Daniel Descalso played two seasons with the Arizona Diamondbacks, and while his contributions are not likely to be memorialized overlong in Arizona, there is time enough for a quick review. Before we dive into his 2018 – let’s see what brought him to the desert.
Origin Story
Daniel Descalso was drafted by St. Louis in the third round of the 2007 draft – but he was “built” in the Fernando Vina Memorial Training Center from which the Cardinals have been churning out pesky infielders of Vina’s ilk for decades. (That Vina himself wasn’t drafted by the Cardinals makes the FVMTC that much more of an honor.)
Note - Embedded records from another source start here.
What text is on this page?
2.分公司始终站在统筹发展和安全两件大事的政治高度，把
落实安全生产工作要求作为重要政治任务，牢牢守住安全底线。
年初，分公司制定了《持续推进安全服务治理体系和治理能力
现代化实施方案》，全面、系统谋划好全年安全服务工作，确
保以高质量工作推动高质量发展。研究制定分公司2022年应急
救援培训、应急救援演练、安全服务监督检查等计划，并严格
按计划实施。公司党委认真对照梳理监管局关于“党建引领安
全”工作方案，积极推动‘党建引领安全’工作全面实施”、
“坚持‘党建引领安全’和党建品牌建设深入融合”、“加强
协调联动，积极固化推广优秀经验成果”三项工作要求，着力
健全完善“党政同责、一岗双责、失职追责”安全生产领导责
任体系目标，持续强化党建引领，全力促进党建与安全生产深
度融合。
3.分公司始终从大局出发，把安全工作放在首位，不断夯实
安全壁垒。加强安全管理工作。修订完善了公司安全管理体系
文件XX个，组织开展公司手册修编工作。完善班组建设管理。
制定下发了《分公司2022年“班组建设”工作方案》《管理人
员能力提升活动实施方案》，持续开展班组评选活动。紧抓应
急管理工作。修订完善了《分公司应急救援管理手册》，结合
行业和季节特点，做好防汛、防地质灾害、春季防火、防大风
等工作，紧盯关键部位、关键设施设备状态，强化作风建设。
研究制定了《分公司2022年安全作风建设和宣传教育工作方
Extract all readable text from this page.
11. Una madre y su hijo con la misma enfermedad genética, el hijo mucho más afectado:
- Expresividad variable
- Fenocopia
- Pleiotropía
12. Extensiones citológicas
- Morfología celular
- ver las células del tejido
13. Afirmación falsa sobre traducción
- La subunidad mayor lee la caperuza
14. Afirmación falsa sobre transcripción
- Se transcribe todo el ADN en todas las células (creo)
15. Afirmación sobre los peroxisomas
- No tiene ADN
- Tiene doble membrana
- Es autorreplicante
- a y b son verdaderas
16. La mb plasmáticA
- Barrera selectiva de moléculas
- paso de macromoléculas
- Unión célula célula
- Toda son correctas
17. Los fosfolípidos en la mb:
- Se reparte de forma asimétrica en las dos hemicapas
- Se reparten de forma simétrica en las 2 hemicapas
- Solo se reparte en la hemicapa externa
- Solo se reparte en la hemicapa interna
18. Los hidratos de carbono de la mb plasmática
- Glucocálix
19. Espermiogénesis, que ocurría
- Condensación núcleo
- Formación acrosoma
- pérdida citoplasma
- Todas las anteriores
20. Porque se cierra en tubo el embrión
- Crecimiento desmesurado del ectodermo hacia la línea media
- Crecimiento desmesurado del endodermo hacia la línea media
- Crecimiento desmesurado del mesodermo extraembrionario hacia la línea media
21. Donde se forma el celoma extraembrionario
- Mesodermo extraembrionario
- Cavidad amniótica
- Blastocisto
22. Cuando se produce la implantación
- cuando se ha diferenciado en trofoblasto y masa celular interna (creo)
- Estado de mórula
These players from this school are the physical embodiment of “The Cardinal Way.” In function, they’re the gamers with dirt on their jerseys, pine tar on their helmets and tobacco in their cheeks.
They’re “clutch” – which you know not from their batting average with runners in scoring position (BABIP) – but from the rock that forms in your stomach when they step to the dish with a runner on second and your team up by one.
In form, they’re defense-first, undersized contact hitters who rarely hit for power and love playing on the road. They’re regional Derek Jeters who never got famous from a national tour. Lou Brock was the prototype and Ozzie Smith brought the style to market, but Fernando Vina proved the model was scaleable.
In the NBA, there are agitating, high-energy role players whom you love to hate but want on your team: Dennis Rodman, Ron Artest, Joakim Noah, Rajon Rondo, Matt Barnes, Tyler Hansbrough, Charles Oakley, Bill Laimbeer, Lance Stephenson, etc. In the MLB, there are Vinas.
Graduates of the program in St. Louis include Skip Schumaker, Brendan Ryan, Bo Hart, Kolten Wong, Aledmys Diaz, Pete Kozma – as well as numerous transfers brought in from outside the organization: Vina himself, Aaron Miles, Adam Kennedy, Ryan Theriot and David Eckstein. Some of these thrived more than others, but that’s education for you.
Descalso graduated in 2011 when, as a 24-year-old rookie, he was the first infielder off the bench for Tony LaRussa’s World Series winning Cardinals team.
Not a tremendous season, right? Not until you remember that the value of a Vina cannot be captured through aggregate totals or even rate metrics like wRC+, which pegged Descalso as 11% worse than your average MLB hitter in 2011. Instead, let’s break the first rule of sabermetrics and look at a small sample.
The 2011 World Series versus the Texas Rangers, game six: the Cardinals trail 3-2 in the series and 7-5 in the game by the time Descalso enters as a pinch-hitter in the bottom of the eighth inning. Descalso singles and stays in the game to play shortstop.
This game is famous for David Freese’s two-out, two-strike, two-run triple that tied the game in the bottom of the ninth, and then his walk-off in the bottom of the 11th.
But between those shocking moments, the Cardinals trailed again by two in the bottom of the tenth, which Descalso led off with a single. He later scored on a Ryan Theriot groundout. The Cards got their second run on a Lance Berkman RBI single.
Make no mistake, David Freese was the hero of this game. It’s probably the most remarkable single-game offensive performance I’ve personally ever watched.
For his part, Descalso turned in a stereotypically Vinan performance: entered in the bottom of the eighth, went 2-2 with a run while starting the rally in the bottom of the tenth. Defensively, he played the most important position in the infield, handling the only play that came his way.
That was Daniel Descalso at his finest.